American team goes for gold

new york | Of the contingent of American Jewish swimmers hoping to make a splash at the 2008 Summer Games in Beijing, one is already in the spotlight.

The cover of Time magazine’s Olympics preview touts “Dara Torres and 99 More Athletes To Watch.”

Not only is Torres a nine-time Olympic medalist — including four gold medals — but she’s also a member of the Jewish International Sports Hall of Fame.

Despite having a 2-year-old daughter, the Los Angeles native, who now works out in southern Florida, qualified in the 50- and 100-meter freestyle, though she will compete only in the former in Beijing. This will be her fifth Summer Games.

Torres, 41, established an American record at the trials in the 50-meter freestyle with a time of 24.25 in the final. It broke her own mark, which she had earlier set in the semifinals.

“That she’s doing her best times is phenomenal,” says Jason Lezak, another Jewish swimmer on the U.S. squad. “She’s pretty inspiring to all the athletes out there.”

Her success at an advanced age for athletes has brought suspicions of doping, but Torres has passed every drug test.

“I’ve gone beyond the call of duty to prove I’m clean, but you are guilty until proven innocent in this day and age, so what else can I do?” she told Time. “It’s a real bummer.”

Torres and three other swimmers are among a group of no fewer than seven American Jewish athletes headed to China. They are a mix of veterans and newcomers, all with a realistic chance of acquiring medals at the Games, which begin with the opening ceremony Aug. 8.

Ben Wildman-Tobriner of San Francisco, Garrett Weber-Gale and Lezak are members of the U.S. men’s swimming team. They will be competing as individuals and are also expected to make up three-fourths of the 4×100-meter freestyle relay team. Rami Zur, who was born in Berkeley and grew up in Israel, will be competing for the second time with Team USA in the 500-meter sprint kayak event (he also competed for Israel in the 2000 Olympics in Sydney).

Deena Kastor, 35, is another Jewish Californian bound for Beijing. A two-time Olympian, the resident of Agoura Hills (Los Angeles County) holds the American records in the marathon and half-marathon. In April, Kastor won the U.S. Olympic trials in Boston with a time of 2:29:35.

Her bronze medal in Athens was the first medal for an American marathoner in two decades.

Another Jewish American who won a bronze in Athens was fencer Sara Jacobson. The Dunwoody, Ga., resident brings a No. 1 world ranking in sabre to China. Her sister Emily was on the ’04 Olympics fencing team; her father, David, was a member of the ’74 national squad.

Jacobson, 25, who attends Yale University, is a two-time winner of the U.S. women’s sabre championship.

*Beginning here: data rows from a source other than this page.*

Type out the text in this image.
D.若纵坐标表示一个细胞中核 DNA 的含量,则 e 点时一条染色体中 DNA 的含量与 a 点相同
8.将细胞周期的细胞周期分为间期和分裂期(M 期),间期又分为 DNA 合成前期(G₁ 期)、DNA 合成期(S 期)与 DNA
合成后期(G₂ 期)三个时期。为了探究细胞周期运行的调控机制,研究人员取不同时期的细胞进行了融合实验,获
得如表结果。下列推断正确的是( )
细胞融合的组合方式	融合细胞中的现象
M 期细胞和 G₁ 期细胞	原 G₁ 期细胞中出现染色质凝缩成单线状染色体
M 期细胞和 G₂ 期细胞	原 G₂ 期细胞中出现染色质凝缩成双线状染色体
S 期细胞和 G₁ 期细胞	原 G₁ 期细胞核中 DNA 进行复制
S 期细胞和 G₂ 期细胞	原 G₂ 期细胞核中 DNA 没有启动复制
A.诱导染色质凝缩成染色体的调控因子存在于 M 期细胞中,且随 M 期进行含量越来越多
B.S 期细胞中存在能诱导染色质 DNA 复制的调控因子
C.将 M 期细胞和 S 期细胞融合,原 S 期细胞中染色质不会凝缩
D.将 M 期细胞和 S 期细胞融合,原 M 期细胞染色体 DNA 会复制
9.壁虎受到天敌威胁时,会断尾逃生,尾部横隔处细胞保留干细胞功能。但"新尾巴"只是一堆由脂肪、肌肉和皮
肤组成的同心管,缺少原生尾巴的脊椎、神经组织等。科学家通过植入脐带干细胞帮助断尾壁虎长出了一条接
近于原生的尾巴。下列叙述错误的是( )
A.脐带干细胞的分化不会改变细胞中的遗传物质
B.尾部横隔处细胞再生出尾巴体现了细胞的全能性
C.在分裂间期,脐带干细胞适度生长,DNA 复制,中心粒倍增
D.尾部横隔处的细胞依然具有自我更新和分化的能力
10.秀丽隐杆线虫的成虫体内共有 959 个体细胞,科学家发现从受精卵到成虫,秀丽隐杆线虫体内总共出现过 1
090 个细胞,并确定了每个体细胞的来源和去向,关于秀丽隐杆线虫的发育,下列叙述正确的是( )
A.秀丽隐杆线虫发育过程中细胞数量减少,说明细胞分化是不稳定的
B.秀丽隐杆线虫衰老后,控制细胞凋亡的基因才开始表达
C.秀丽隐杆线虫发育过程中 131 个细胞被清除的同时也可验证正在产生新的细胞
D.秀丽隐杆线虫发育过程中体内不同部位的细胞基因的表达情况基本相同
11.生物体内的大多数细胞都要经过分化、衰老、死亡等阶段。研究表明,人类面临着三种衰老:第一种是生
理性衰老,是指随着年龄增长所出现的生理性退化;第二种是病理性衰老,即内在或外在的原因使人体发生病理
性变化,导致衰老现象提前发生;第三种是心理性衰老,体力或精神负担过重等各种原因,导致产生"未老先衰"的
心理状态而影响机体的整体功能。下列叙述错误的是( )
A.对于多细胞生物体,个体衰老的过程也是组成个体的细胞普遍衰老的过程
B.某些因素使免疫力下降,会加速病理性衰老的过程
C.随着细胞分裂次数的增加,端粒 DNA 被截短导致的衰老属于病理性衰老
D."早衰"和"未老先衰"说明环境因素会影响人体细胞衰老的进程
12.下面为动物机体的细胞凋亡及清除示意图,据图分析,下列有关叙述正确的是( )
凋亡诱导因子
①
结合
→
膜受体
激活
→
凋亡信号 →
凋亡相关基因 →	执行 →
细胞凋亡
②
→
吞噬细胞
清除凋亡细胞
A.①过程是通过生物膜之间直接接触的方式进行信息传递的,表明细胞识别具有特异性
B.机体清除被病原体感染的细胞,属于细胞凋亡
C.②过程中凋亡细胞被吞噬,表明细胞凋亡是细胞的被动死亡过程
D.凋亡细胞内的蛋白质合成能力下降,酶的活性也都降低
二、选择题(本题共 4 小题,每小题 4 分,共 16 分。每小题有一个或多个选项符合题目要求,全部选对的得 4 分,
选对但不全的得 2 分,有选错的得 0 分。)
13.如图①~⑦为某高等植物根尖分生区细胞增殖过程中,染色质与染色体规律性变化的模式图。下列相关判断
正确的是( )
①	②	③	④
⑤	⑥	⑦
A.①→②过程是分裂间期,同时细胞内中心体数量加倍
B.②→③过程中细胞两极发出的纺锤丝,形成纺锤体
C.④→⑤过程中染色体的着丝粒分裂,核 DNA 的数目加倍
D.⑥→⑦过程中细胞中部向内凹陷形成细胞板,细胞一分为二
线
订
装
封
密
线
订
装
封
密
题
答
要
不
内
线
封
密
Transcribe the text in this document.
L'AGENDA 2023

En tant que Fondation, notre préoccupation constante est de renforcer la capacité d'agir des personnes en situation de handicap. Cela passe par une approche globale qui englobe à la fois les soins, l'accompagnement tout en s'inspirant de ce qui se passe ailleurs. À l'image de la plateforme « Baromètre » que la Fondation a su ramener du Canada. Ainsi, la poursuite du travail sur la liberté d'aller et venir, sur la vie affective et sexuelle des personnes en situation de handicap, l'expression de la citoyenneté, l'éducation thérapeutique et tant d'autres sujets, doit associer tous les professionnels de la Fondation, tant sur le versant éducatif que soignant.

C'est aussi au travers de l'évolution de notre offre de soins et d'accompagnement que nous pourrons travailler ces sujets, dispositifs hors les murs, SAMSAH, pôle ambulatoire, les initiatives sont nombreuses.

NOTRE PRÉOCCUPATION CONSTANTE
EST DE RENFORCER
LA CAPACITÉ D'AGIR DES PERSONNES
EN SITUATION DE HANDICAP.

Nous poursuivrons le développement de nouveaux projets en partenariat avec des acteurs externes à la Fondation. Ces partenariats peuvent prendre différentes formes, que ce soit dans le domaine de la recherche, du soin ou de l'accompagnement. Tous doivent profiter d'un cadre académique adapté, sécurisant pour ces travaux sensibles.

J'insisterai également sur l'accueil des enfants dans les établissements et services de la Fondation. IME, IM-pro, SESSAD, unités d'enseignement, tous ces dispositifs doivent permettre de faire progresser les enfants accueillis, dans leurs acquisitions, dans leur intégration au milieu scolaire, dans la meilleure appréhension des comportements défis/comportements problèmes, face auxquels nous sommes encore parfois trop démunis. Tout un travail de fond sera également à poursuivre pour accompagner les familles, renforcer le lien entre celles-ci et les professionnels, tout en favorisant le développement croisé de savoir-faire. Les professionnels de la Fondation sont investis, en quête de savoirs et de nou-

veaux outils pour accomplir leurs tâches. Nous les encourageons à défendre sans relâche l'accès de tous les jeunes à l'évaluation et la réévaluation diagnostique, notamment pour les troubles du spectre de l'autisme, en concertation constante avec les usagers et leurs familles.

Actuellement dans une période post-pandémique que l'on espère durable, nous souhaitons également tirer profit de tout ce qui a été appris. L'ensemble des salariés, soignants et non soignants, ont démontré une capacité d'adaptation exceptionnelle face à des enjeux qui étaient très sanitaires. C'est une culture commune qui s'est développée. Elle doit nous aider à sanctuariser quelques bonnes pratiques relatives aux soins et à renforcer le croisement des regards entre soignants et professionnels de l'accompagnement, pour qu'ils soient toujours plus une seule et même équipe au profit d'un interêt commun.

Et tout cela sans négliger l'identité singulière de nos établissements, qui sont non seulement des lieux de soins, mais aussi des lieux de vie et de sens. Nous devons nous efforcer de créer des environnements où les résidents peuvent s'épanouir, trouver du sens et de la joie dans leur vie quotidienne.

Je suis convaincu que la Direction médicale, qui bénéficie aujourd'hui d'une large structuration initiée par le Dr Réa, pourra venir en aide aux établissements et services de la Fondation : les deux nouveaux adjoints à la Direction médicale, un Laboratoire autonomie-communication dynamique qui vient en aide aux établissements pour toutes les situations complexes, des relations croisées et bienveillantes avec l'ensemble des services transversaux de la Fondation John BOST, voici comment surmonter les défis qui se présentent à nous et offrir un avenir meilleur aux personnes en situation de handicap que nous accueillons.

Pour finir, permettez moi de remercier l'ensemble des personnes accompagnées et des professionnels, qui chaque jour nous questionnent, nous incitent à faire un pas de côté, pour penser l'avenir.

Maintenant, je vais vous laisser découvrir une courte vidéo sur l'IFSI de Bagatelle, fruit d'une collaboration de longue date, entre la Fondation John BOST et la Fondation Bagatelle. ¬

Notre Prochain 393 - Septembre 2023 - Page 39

In men’s swimming, Lezak is competing in his third Olympics and has garnered four medals on relay teams, including a gold in the 4×100 medley in ’04. At 32, he is the oldest male to qualify for an Olympic swim team.

“That’s an accomplishment in itself,” says Lezak, who lives in Irvine.

At the recent U.S. Olympic trials in Omaha, Neb., the 6-foot-4, 215-pounder broke the American record in the 100-meter freestyle with a semifinal time of 47.58, setting himself up as the probable anchor on that relay team.

“Winning medals in the relays is such an amazing feeling, being a part of a team,” Lezak says.

In part, it was his disappointment as an individual competitor in Athens that spurred Lezak to keep his Olympic dreams. He failed to qualify for the finals in the 100-meter freestyle, though Lezak says he had a “great opportunity” to win an individual medal.

“I took the preliminaries too lightly,” he admits. “I was thinking about how many races I had to swim and I saved too much energy.

“I learned a horrible lesson, but it kind of got me going another four years. I kind of felt like I had unfinished business.”

Now Lezak, who will be competing in relays and in the 100-meter race, wants to mount the podium by himself.

“I’m a team-type player,” he says, “but to do something on your own feels pretty good. I have a lot to prove to myself. I know I’m capable, I just haven’t done it yet.”

He’ll have plenty of competition from Weber-Gale, of Milwaukee, and Wildman-Tobriner. Weber-Gale, 22, edged Lezak in the 100-meter finals in the trials.

Weber-Gale, who won the World Championships in 2005 and 2007, will be making his Olympics debut after narrowly missing a spot four years ago. He expects to compete in the 50- and 100-meter freestyle and on the 4×100 freestyle and medley teams.

The University of Texas All-American predicts an outstanding Olympics for the U.S. squad.

“I think this is the best Olympic swim team ever assembled,” Weber-Gale told the Wisconsin Jewish Chronicle. “There are several events where we could get multiple medals, and we could win all three relays.”